If two adjacent VMAs vma_a and vma_b are merged into vma_x, then:

vma_mapping_base(vma_a) == vma_mapping_base(vma_b) ==
vma_mapping_base(vma_x)

Assume the VMA where the first page fault occurs is called root_vma, and
ensure that any VMA produced by split or merge holds a reference to
root_vma.

During rmap we can compute the folio address using root_vma:

vma_address(vma, pgoff, 1) =
vma->vm_start + ((pgoff - vma->vm_pgoff) << PAGE_SHIFT)
= vma_mapping_base(vma) + pgoff * PAGE_SIZE
= vma_mapping_base(root_vma) + folio_pgoff * PAGE_SIZE

We can then use folio_addr to locate the VMA covering this folio.

3. mremap / uffd_move

If only the size changes and the start address remains the same, there
is no impact.

If the start address changes, the page is moved from (vma, addr) to
(new_vma, new_addr). In this case:

vma_mapping_base(new_vma) =
vma_mapping_base(vma) + new_addr - old_addr

We first upgrade the VMA, and then fix folio->mapping in move_ptes().

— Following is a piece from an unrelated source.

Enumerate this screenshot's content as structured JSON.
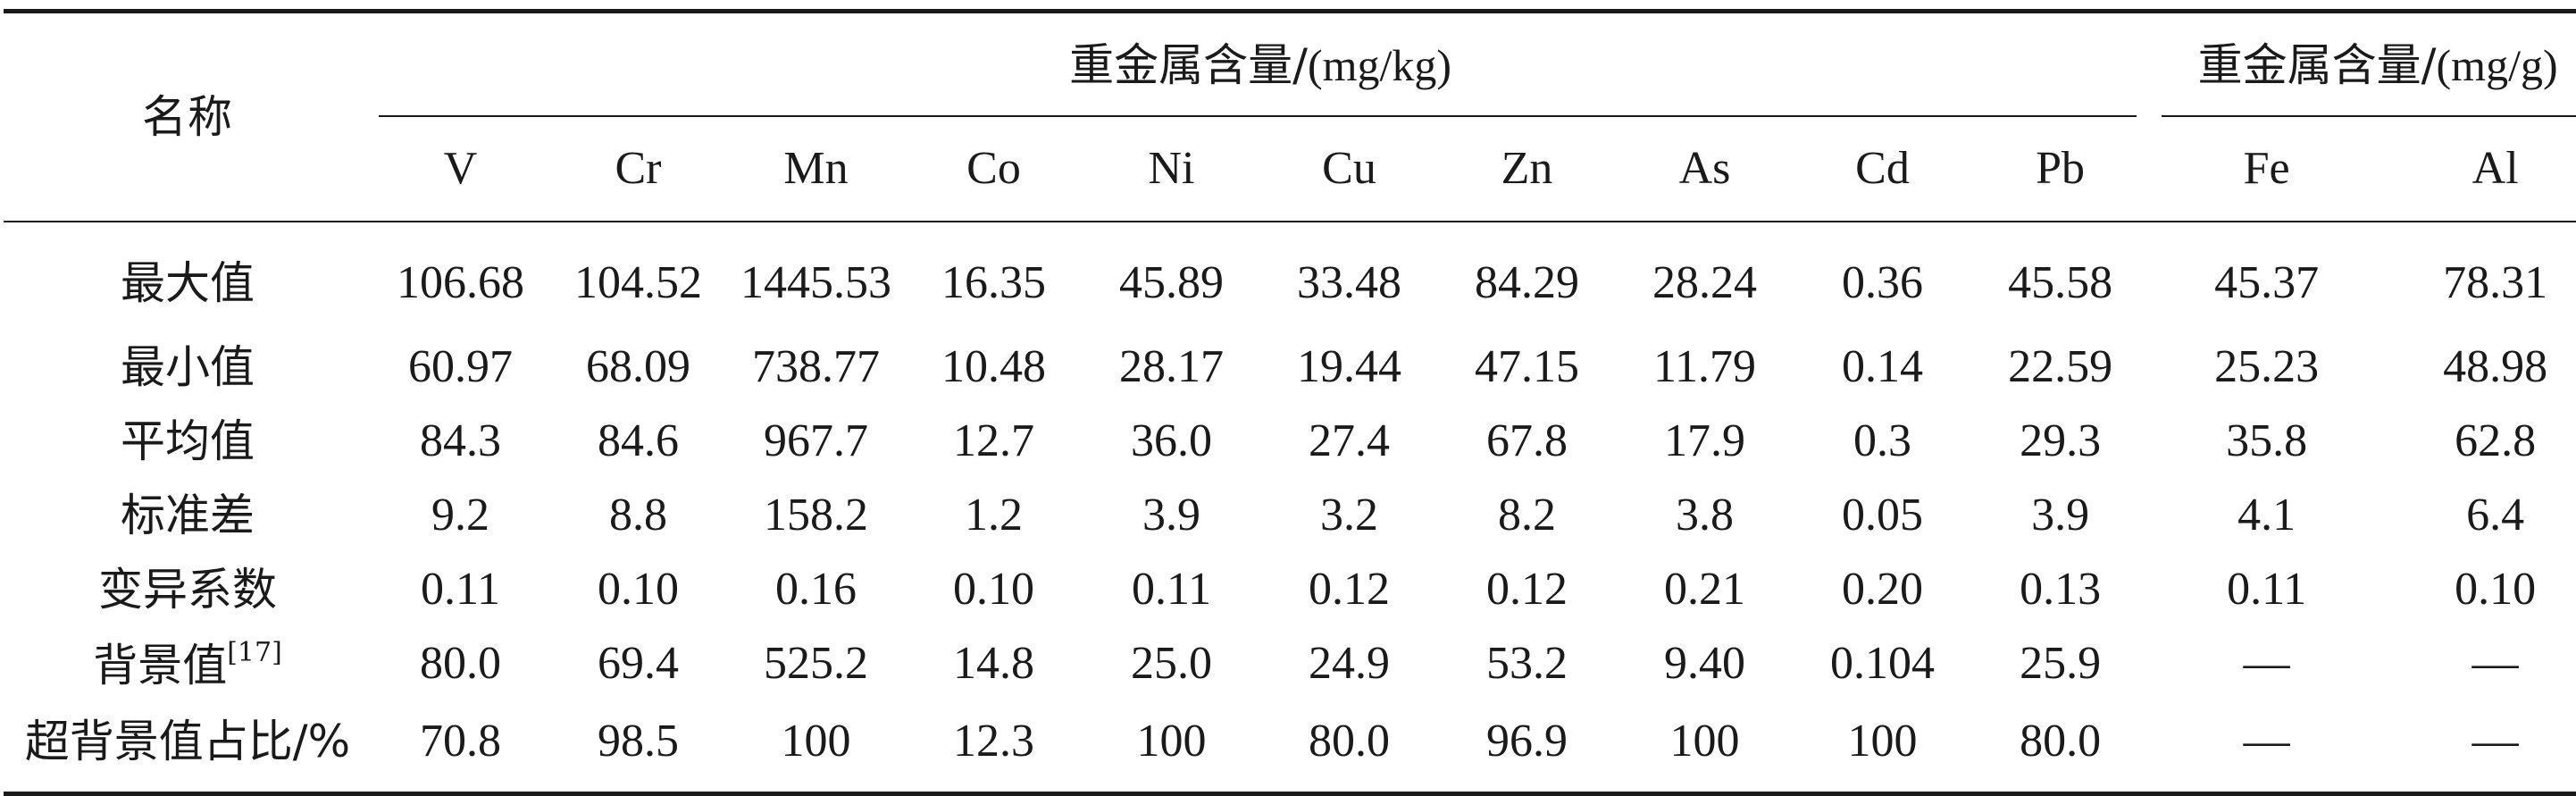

If performance becomes a concern, ANON_VMA_LAZY can be enabled only for
relatively small VMAs.


vma操作可以分为3类,下面简单说明下ANON_VMA_LAZY的处理:

1. fork 从父进程复制mm/mmap;(exev 创建一个新的mm/mmap,不涉及)。
这可以理解为在一个新的地址空间复制一份相同地址的VMAs.
如果pvma是ANON_VMA_LAZY,先升级为regular anon_vma,并在try_dup_anon_rmap中升级修正folio->mapping.

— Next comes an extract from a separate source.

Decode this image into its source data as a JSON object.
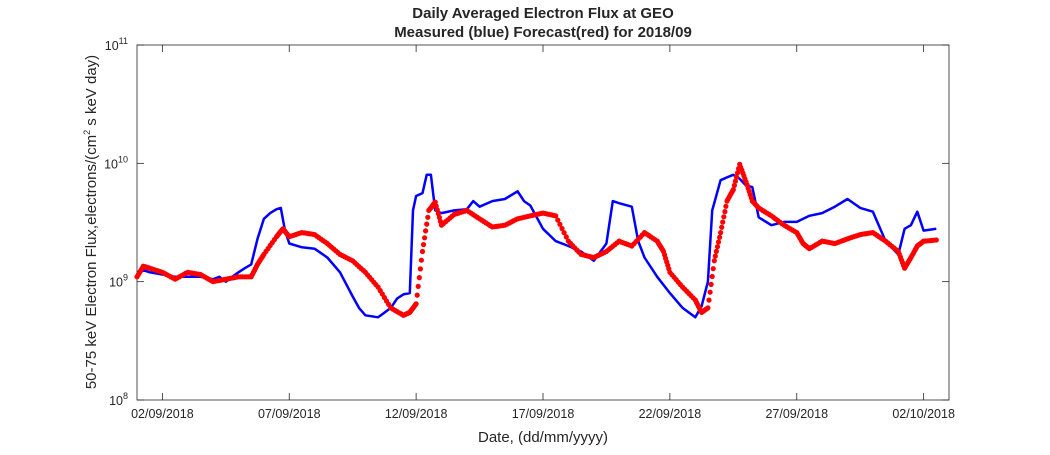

2. mmap/brk/mprotect/munmap
创建、修改或删除当前mm的VMA,可能合并或拆分出新的VMAs或者将VMA从mm_mt删除。
创建一个新的vma并设置vm_start、vm_end、vm_pgoff插入mm_mt后,虽然后续可能修改这个VMA的vm_start、vm_end、vm_pgoff,但是保持
(vm_start - vm_pgoff * PAGE_SIZE)不变,我们可以把这个称之为vma_mapping_base(vma) = vma->vm_start - vma->vm_pgoff * PAGE_SIZE。
这个vma从mm_mt删除时,vma_mapping_base(vma)也保持不变。
从这个vma拆分出的new_vma,有vma_mapping_base(new_vma) == vma_mapping_base(vma)
合并相邻vma_a、vma_b为vma_x时,也有vma_mapping_base(vma_a) == vma_mapping_base(vma_b) == vma_mapping_base(vma_x)
如果我们第一次发生缺页的VMA称为root_vma,并在split或merge时都确保使用的vma持有root_vma的引用。
在rmap时我们可以用root_vma计算folio地址:
vma_address(vma, pgoff, 1) = vma->vm_start + ((pgoff - vma->vm_pgoff) << PAGE_SHIFT)
= vma_mapping_base(vma) + pgoff * PAGE_SIZE
= vma_mapping_base(root_vma) + folio_pgoff * PAGE_SIZE
然后用folio_addr查找folio所在的vma。

3. mremap/uffd_move
如果只是修改大小,起始地址不变,不影响。
如果改变起始地址,将page从vma/addr移动到new_vma/new_addr
这时vma_mapping_base(new_vma) = vma_mapping_base(vma) + new_addr - old_addr
我们先升级vma,在move_ptes中再修正folio->mapping。
如果担心性能影响,可以只在较小的vma上使能ANON_VMA_LAZY。